A Comissão de Saúde da Câmara dos Deputados deu aval a um projeto de lei que estabelece a notificação compulsória de diagnósticos de câncer por laboratórios, clínicas e hospitais, tanto da rede pública quanto privada, para um sistema oficial do Ministério da Saúde. A iniciativa, que visa aprimorar o registro de dados sobre a incidência da doença no Brasil, foi aprovada no âmbito da Comissão de Saúde e agora segue para análise na Comissão de Constituição e Justiça e de Cidadania.
O texto aprovado é um substitutivo elaborado pela deputada Silvia Cristina (PP-RO), que modificou a proposta original do deputado Márcio Jerry (PCdoB-MA), o PL 5452/25. As alterações introduzidas visam a garantir que as operadoras de planos de saúde também sejam responsáveis por assegurar que suas redes credenciadas cumpram a obrigação de notificar os casos confirmados de câncer ao governo.
O principal objetivo da medida é combater a lacuna de informações sobre a incidência do câncer no país, uma deficiência que, segundo os proponentes, compromete o planejamento de estratégias de prevenção e tratamento.
A relatora, Silvia Cristina, destacou a importância da participação da iniciativa privada e das operadoras de planos de saúde no processo de diagnóstico.

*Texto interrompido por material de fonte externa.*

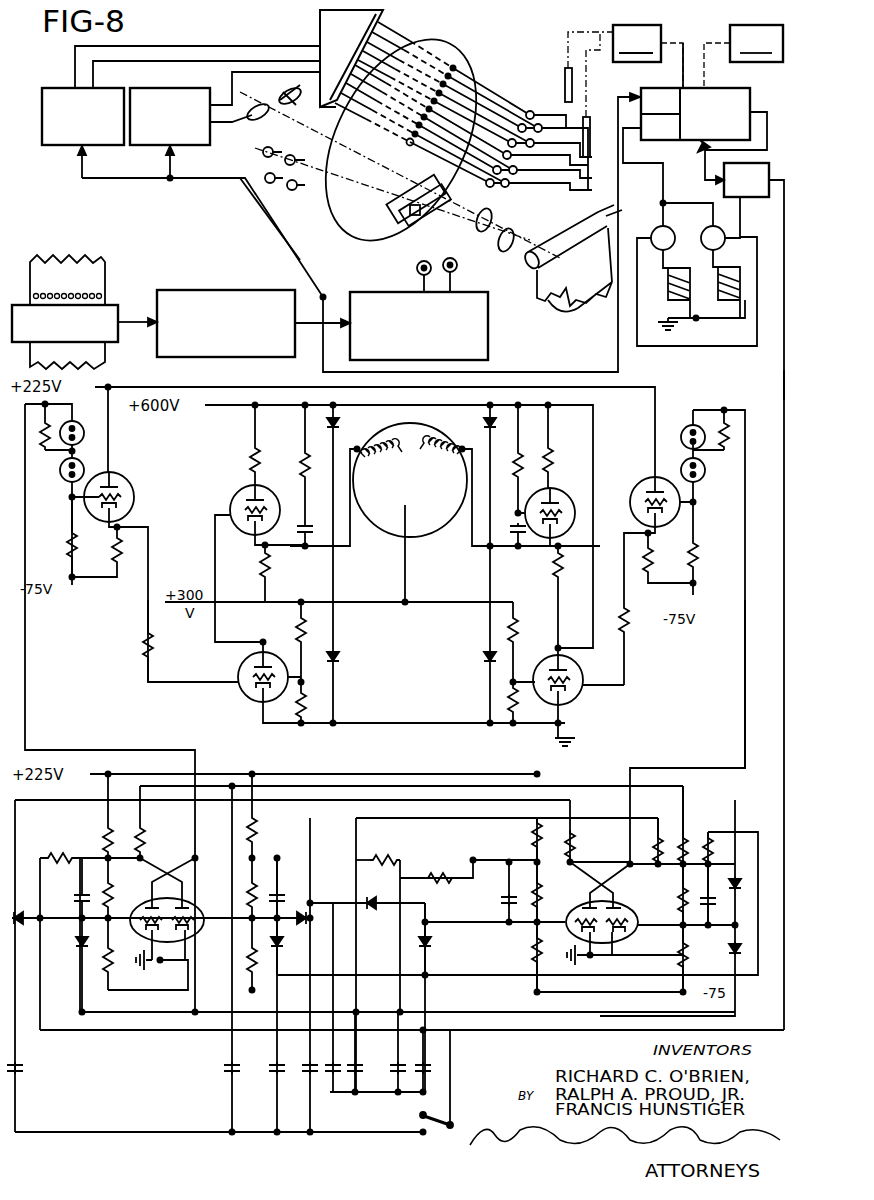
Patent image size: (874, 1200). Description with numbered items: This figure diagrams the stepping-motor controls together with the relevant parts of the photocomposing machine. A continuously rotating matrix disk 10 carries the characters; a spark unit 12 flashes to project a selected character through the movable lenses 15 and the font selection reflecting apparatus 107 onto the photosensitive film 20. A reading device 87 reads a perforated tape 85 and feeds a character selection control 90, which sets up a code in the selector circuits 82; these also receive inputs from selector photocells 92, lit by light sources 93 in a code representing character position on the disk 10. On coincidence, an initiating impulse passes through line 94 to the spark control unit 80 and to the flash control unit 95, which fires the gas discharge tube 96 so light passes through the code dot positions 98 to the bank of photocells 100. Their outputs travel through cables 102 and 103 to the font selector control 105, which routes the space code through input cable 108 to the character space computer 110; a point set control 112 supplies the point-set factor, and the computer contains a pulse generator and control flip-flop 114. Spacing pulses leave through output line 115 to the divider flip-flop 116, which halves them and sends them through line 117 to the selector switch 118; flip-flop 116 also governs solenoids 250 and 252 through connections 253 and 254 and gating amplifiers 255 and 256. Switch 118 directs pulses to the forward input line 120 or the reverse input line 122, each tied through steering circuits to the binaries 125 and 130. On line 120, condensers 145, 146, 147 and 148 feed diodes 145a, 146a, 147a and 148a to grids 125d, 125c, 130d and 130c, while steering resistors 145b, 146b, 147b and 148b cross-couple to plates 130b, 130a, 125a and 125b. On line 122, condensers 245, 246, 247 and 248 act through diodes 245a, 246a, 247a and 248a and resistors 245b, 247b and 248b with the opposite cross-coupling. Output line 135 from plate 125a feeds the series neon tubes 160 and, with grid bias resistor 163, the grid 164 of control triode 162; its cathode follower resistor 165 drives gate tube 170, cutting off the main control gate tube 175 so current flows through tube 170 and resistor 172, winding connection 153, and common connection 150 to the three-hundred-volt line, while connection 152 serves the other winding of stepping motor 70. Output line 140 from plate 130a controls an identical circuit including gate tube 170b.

The matrix disk 10 is at (448, 56).
The spark unit 12 is at (274, 114).
The movable lenses 15 is at (508, 232).
The photosensitive material 20 is at (562, 312).
The stepping motor 70 is at (428, 540).
The spark control unit 80 is at (188, 138).
The selector circuits 82 is at (474, 320).
The perforated tape 85 is at (66, 280).
The reading device 87 is at (110, 312).
The character selection control 90 is at (228, 292).
The selector photocells 92 is at (414, 276).
The light sources 93 is at (295, 165).
The line 94 is at (260, 205).
The flash control unit 95 is at (55, 136).
The gas discharge tube 96 is at (383, 22).
The code dot positions 98 is at (466, 62).
The bank of photocells 100 is at (530, 108).
The cable 102 is at (583, 70).
The cable 103 is at (565, 75).
The font selector control 105 is at (648, 56).
The font selection reflecting apparatus 107 is at (400, 190).
The input cable 108 is at (677, 38).
The character space computer 110 is at (717, 148).
The point set control 112 is at (743, 56).
The control flip-flop 114 is at (650, 88).
The output line 115 is at (756, 104).
The divider flip-flop 116 is at (766, 165).
The line 117 is at (784, 380).
The selector switch 118 is at (435, 1140).
The input circuit line 120 is at (418, 1108).
The input circuit line 122 is at (340, 1133).
The binary 125 is at (165, 972).
The plate 125a is at (133, 876).
The plate 125b is at (192, 902).
The grid 125c is at (140, 942).
The grid 125d is at (194, 935).
The binary 130 is at (600, 965).
The plate 130a is at (580, 905).
The plate 130b is at (618, 905).
The grid 130c is at (537, 935).
The grid 130d is at (651, 960).
The output line 135 is at (168, 770).
The output line 140 is at (735, 765).
The condenser 145 is at (326, 1076).
The diode 145a is at (295, 930).
The resistor 145b is at (440, 876).
The condenser 146 is at (358, 1070).
The diode 146a is at (78, 944).
The resistor 146b is at (664, 838).
The condenser 147 is at (392, 1068).
The diode 147a is at (735, 948).
The resistor 147b is at (384, 856).
The input condenser 148 is at (430, 1068).
The diode 148a is at (430, 942).
The resistor 148b is at (62, 856).
The common stator winding connection 150 is at (403, 510).
The connection 152 is at (357, 449).
The connection 153 is at (462, 449).
The neon tubes 160 is at (56, 456).
The control triode 162 is at (124, 480).
The grid bias resistor 163 is at (70, 545).
The grid 164 is at (132, 505).
The resistor 165 is at (145, 640).
The gate tube 170 is at (242, 692).
The gate tube 170b is at (577, 693).
The resistor 172 is at (268, 570).
The main control gate tube 175 is at (233, 496).
The condenser 245 is at (270, 1068).
The diode 245a is at (258, 891).
The resistor 245b is at (708, 838).
The condenser 246 is at (25, 1068).
The diode 246a is at (26, 906).
The condenser 247 is at (225, 1068).
The diode 247a is at (742, 870).
The resistor 247b is at (142, 842).
The condenser 248 is at (302, 1068).
The diode 248a is at (378, 912).
The resistor 248b is at (310, 860).
The solenoid 250 is at (668, 290).
The solenoid 252 is at (745, 285).
The connection 253 is at (688, 346).
The connection 254 is at (735, 213).
The gating amplifier 255 is at (655, 228).
The gating amplifier 256 is at (683, 284).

Ela ressaltou que, embora esses setores contribuam significativamente, seus dados frequentemente se encontram fragmentados, resultando em subnotificação.
Dados confiáveis para ações de saúde
“A efetividade das ações de saúde depende diretamente da existência de dados confiáveis, tempestivos e integrados”, enfatizou Silvia Cristina, sublinhando a necessidade de um sistema de informação robusto.
A nova legislação proposta altera dispositivos da Lei dos Planos de Saúde e da Lei dos 60 Dias. Além disso, o projeto reforça que o tratamento das informações coletadas deverá observar rigorosamente os preceitos da Lei Geral de Proteção de Dados (LGPD), assegurando a segurança e a privacidade dos dados dos pacientes.
A proposta ainda passará por análise na Comissão de Constituição e Justiça e de Cidadania, em caráter conclusivo. Caso aprovada, seguirá para votação no Senado Federal.
Para se tornar lei, o projeto de lei precisa ser aprovado tanto pela Câmara quanto pelo Senado.